De tandarts verwacht me vanmorgen om half elf. Ik krijg voor rekening van de tandarts een nieuwe kroon op mijn snijtand linksboven. De vorige had ik nog maar net een jaar. Die Is nu al drie keer in een hap warm eten terecht gekomen. Een duidelijk geval van garantie.

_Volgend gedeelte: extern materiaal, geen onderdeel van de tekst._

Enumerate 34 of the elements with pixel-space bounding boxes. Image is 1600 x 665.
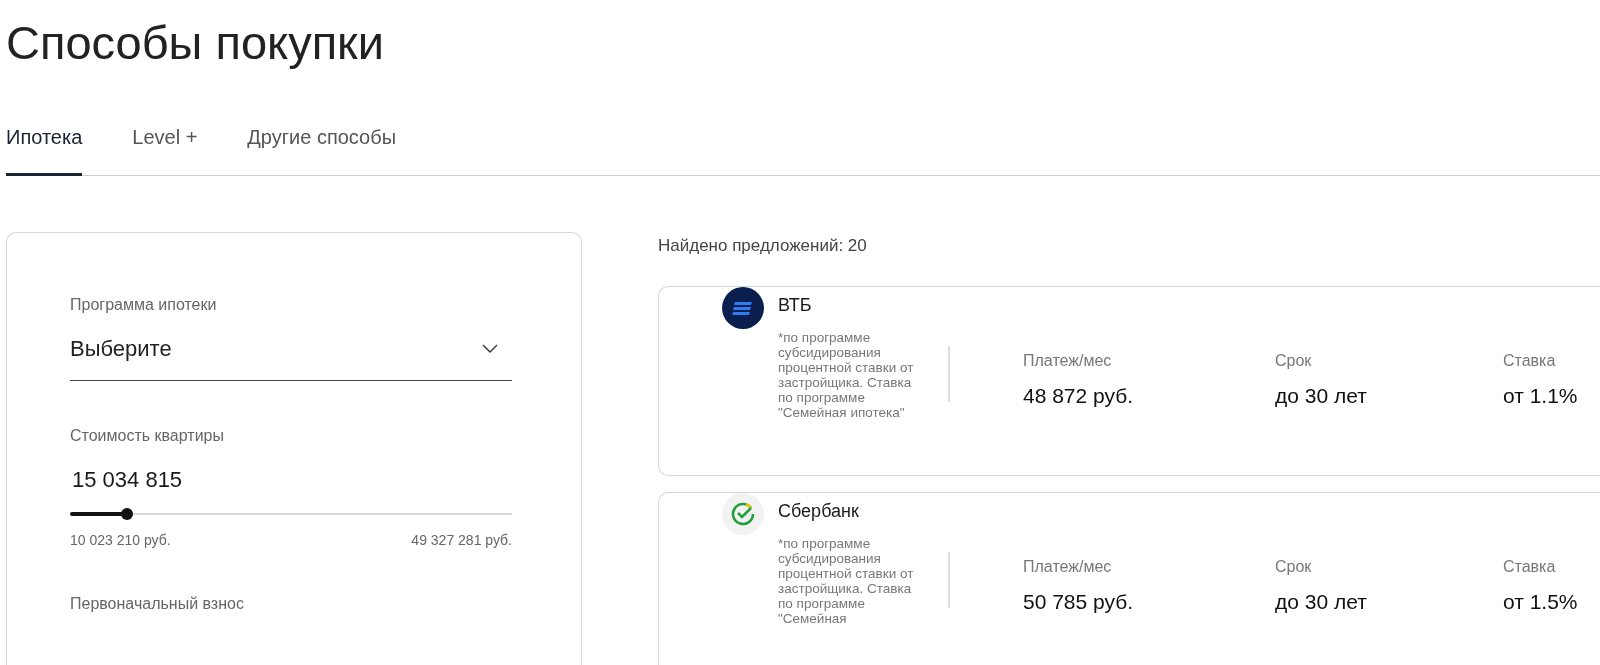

Als ik snel klaar ben met die kroon kan ik een heel vroege
film gaan zien in Cinerama. Dat lukt. Ik
zit bijtijds in de bios voor de film ‘Licorice Pizza’ van regisseur Paul Thomas
Anderson. Ik wordt alleen maar moe van het duikelen,
kibbelen, dromen van de twee hoofdfiguren. Nooit meer zo vroeg de bios
induiken. Ik ga de film nog wel een keer zien op een meer christelijke tijd.
Het is half twee. Nog een beetje dolgedraaid ben ik op Metrostation Beurs. Bomvol is het hier
weer. Behalve een tekort aan personeel komt er nu ook nog een storing bij. Elf minuten moet ik wachten op
de volgende metro. In die tijd komen er
nog tientallen reizigers bij. Met pijn en moeite kan iedereen mee. Op vrijwel
alle tweezitters zit maar één persoon. Mij
maakt het niet uit. Ik blijf net zo lief staan. Wie niemand naast zich duldt, zomaar
niet of bang is voor ‘het’ virus, gaat in het midden of breeduit zitten ...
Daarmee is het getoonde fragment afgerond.